While Dan Brown’s novels are brimming with dramatic twists and subterfuge, the author’s personal life has always seemed more mundane. Now, it seems, life may be more closely imitating art.
On Monday 29 June, Blythe Brown, the ex-wife of The Da Vinci Code author, filed a lawsuit at Rockingham superior court in New Hampshire, accusing her former husband of “unlawful and egregious conduct” while they were married. The claim centres around a financial affidavit, which listed all of their marital assets, that Mr Brown signed when they divorced in December 2019.
According to Mrs Brown, the author had been secretly diverting funds from their joint accounts to pay for lavish gifts for his secret lovers, including, allegedly, a £260,000 horse. She is also claiming that the author deliberately hid projects he was working on, such as a TV adaptation based on his novel The Da Vinci Code, which should have been considered when dividing assets.
Dan Brown strenuously denied these allegations and has launched a counter claim, suing his ex-wife for libel and slander and claiming her motivation is to “destroy his legacy.” The allegations come at a particularly damaging time for Mr Brown, as he prepares to enter the children’s fiction market in September.
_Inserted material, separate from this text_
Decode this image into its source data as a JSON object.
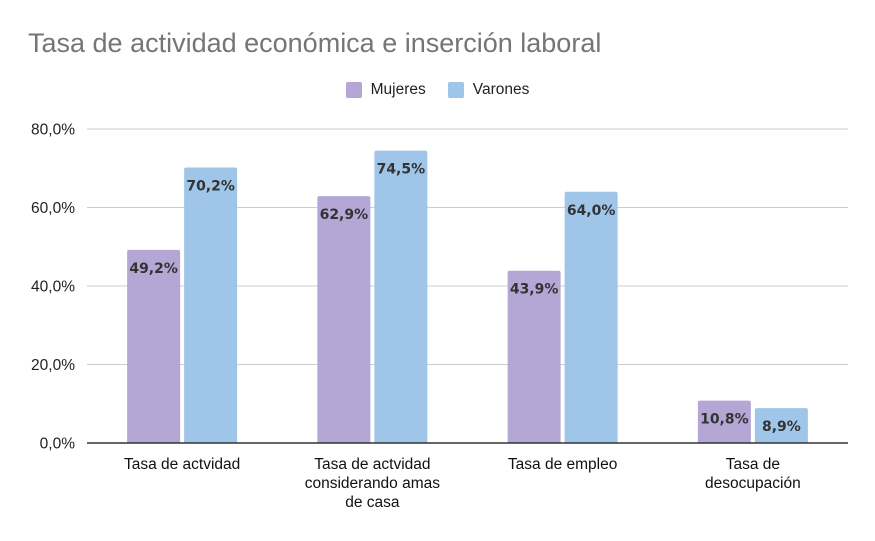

Mrs Brown main claim centres around the alleged non-disclosure of assets, perhaps one of the most prolific issue when it comes to dividing marital assets. Lois Rogers, Director of Divorce & Family Law at Vardags, explains:
“During divorce proceedings, wealthier parties in marriages sometimes deploy devious tactics to conceal the true extent of their wealth, either by non-disclosure or undervaluing disclosed assets. Misrepresenting their true financial position in this way is with the hope of a lower settlement being awarded to the other spouse than that which they might have been entitled.
“According to Blythe Brown, her ex-husband used the name of his literary editor on wire transfers to keep them undetected. He was able to do this, Mrs Brown alleges, because the author had set up an account which was overseen by his editor in the event of his death. Utilising accounts in the name of third parties, or placing monies in trust or corporate structures in which the beneficially is concealed, is a common tactic of non-disclosure.
“Mrs Brown is not only alleging the non-disclosure of assets, she is also claiming that Mr Brown deliberately hid ongoing literary projects from her so they would not be included in a divorce settlement. While these projects had not yet come to fruition at the time of the divorce, the fact they were conceived and in development during the marriage may mean their future value should be taken into account in any settlement. This was highlighted in Mrs Brown’s lawsuit, which read: ‘Dan stands to make millions from these projects, which is undoubtedly why he hid them from Blythe.’”
Beyond the implications for the pair involved, this allegation of non-disclosure, and Dan Brown’s counterclaim of libel and slander, highlight a wider issue: the latent potential for settled cases to be reopened and the potential reputational damage that can ensue.
The timing of Mrs Brown’s attempt to reopen their previous settlement does perhaps beg questions, especially considering the author’s upcoming entry into the children’s fiction market where such allegations may be particularly damaging. Indeed, this is the basis of Mr Brown’s counterclaim: he says that these new allegations constitute a “fictional and vindictive account of aspects of our marriage designed to hurt and embarrass.”
Whatever the truth of the situation, the battle highlights that closed settlements may not guarantee safety from later reputational fallout – even if you think all details have been tied up. All of this underlines the importance of having the best legal team on your side in the first instance to prevent any damage to your reputation further down the line. After all, in the immortal words of Yogi Berra, “It ain’t over till it’s over.”